Perhaps the main contributing factor in this trend has been the ongoing trade war between the United States and China. While China has been one the fastest growing economies in recent years, growth rates have been predicted to slow, and the trade war has caused investors to worry even more. However, growing optimism over a trade deal and better than expected Chinese growth rates have renewed US investors’ faith in Chinese funds. Meanwhile, China is experienced a sort of “re-engineering” of its credit sector, which simply caused some growing pains.
The Chinese government has put in place policies to reduce the size of leverage in the economy, reducing risk. While growth rates will almost certainly slow, this reduces the risk associated with investing in the Chinese economy. Even with slowing growth rates, the Chinese economy grew by 6.4% last year, which is one of the highest in the global economy, and beat expectations.

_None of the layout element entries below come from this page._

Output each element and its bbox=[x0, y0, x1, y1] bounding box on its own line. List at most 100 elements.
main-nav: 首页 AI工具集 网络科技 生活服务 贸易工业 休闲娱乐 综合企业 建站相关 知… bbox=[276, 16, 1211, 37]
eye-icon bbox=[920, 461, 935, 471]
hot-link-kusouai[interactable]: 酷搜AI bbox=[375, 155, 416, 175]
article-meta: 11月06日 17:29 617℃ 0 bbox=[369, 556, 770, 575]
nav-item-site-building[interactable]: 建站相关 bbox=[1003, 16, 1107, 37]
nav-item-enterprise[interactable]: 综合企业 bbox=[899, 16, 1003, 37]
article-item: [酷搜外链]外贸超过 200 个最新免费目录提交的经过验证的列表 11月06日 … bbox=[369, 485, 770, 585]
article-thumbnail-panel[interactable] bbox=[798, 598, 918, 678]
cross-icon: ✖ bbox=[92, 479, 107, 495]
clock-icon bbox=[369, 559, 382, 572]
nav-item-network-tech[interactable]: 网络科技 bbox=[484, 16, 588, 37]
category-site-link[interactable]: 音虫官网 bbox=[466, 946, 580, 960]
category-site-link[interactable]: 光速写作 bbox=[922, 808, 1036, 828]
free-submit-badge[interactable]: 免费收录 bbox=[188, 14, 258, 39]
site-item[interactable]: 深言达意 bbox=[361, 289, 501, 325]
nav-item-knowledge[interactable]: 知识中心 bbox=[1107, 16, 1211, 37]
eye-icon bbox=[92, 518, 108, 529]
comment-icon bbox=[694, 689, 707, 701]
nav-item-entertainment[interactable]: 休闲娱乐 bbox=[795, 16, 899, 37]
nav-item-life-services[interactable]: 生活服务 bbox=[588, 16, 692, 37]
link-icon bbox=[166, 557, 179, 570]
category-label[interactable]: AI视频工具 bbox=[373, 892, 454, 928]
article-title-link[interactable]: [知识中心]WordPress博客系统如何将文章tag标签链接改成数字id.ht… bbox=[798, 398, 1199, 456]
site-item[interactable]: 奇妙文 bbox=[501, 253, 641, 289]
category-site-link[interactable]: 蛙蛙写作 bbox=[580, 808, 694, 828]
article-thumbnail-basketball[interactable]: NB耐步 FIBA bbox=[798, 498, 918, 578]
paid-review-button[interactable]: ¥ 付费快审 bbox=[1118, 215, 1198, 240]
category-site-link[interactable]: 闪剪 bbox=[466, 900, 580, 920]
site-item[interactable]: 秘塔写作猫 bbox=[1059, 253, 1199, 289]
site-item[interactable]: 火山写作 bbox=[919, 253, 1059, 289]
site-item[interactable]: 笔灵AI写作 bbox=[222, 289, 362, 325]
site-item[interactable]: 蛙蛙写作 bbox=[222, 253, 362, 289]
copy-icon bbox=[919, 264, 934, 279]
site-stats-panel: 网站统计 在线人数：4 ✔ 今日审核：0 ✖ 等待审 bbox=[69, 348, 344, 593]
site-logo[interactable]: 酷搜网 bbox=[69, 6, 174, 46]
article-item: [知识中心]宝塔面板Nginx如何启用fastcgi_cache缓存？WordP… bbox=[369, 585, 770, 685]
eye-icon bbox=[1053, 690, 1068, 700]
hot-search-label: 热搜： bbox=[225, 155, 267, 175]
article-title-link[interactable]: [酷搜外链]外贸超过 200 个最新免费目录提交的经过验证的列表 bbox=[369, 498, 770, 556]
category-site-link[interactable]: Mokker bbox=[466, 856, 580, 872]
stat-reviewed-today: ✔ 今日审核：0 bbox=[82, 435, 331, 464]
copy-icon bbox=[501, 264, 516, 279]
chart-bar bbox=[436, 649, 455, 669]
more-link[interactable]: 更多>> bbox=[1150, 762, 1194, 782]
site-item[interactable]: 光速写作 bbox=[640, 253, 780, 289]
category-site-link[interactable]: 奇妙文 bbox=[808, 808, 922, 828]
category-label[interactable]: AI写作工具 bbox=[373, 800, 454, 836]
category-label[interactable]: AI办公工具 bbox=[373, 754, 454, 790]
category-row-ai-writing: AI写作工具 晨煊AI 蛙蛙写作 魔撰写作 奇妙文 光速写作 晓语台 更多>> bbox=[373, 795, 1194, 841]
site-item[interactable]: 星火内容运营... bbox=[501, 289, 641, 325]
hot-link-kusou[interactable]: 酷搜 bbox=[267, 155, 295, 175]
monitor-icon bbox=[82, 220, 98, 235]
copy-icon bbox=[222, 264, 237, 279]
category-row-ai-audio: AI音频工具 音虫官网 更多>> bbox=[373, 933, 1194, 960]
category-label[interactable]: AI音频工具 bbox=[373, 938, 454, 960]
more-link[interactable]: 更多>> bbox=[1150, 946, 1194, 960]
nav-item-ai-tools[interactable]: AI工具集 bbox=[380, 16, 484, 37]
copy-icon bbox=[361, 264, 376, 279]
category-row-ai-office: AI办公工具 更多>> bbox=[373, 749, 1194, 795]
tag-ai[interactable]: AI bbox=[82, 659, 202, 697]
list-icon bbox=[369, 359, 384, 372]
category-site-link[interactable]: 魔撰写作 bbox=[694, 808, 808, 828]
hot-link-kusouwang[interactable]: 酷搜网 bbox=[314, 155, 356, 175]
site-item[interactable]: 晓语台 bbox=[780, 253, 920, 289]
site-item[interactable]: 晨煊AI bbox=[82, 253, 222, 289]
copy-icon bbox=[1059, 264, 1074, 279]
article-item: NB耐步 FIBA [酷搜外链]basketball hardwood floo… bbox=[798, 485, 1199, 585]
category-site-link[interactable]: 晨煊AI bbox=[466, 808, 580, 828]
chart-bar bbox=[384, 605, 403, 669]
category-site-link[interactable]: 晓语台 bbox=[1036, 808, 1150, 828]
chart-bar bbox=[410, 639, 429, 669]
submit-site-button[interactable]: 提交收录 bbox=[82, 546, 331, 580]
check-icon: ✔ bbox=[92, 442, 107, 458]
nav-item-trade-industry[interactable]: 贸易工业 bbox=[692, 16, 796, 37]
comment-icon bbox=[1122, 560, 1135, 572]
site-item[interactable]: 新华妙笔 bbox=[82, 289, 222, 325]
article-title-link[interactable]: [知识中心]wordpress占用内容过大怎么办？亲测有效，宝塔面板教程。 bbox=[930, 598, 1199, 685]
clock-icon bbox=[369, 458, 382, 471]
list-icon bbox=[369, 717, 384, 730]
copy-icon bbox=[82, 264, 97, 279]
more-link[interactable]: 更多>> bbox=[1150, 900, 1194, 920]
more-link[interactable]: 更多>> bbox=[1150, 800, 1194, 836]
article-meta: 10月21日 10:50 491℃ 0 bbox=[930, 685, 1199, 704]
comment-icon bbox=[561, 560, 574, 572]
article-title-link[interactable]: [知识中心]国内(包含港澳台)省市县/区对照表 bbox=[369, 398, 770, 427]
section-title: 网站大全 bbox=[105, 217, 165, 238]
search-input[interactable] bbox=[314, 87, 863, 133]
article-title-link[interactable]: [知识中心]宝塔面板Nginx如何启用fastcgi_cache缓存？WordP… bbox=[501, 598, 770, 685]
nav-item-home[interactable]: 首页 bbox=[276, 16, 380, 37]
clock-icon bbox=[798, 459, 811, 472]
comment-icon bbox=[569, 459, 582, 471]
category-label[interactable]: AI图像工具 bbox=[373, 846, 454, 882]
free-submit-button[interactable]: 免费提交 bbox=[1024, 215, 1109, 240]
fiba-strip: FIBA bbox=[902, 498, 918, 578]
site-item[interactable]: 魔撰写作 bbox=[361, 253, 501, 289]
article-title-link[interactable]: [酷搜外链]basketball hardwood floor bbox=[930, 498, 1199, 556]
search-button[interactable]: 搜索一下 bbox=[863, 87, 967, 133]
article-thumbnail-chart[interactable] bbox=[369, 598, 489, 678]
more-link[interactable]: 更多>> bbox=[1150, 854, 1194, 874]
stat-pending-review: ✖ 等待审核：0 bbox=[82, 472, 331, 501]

Another major factor that has contributed towards optimism over China is the US monetary policy. As the US has tightened up on its monetary policy, it has allowed the Chinese government to feel less pressure over maintaining the exchange rate of its currency. The exchange rate, especially in the case of China which is a export-oriented economy, is an essential component in determining a country’s ability to export its goods. Since the Chinese exchange rate is relatively low, Chinese goods are relatively cheap in the global market, which benefits its companies which sell to the US and other markets.
While there is indeed much optimism over the Chinese economy, there is the looming issue of debt. Adding to the debt, the Chinese government is pursuing economic stimulus policies as well. However, Chinese stocks are still relatively cheap, with an average price to earnings ratio sitting around 11.5 to 12.
A possible incentive for further capital flows into Chinese funds is the push for increased transparency of Chinese companies. American investors will want to see more information about the companies they are investing in, so more transparency would make Chinese stocks appear more attractive.
Overall, the current consensus on the trade war is that a deal will be reached, which could provide a boost for Chinese stocks in the near future. If China’s growth rate continues to exceed expectations, Chinese funds will likely see further capital inflows. While debt is always a concern, Chinese stocks appear to be relatively cheap and therefore attractive to US investors. There do not appear to be signs of slowing when it comes to the flow of funds into Chinese equities.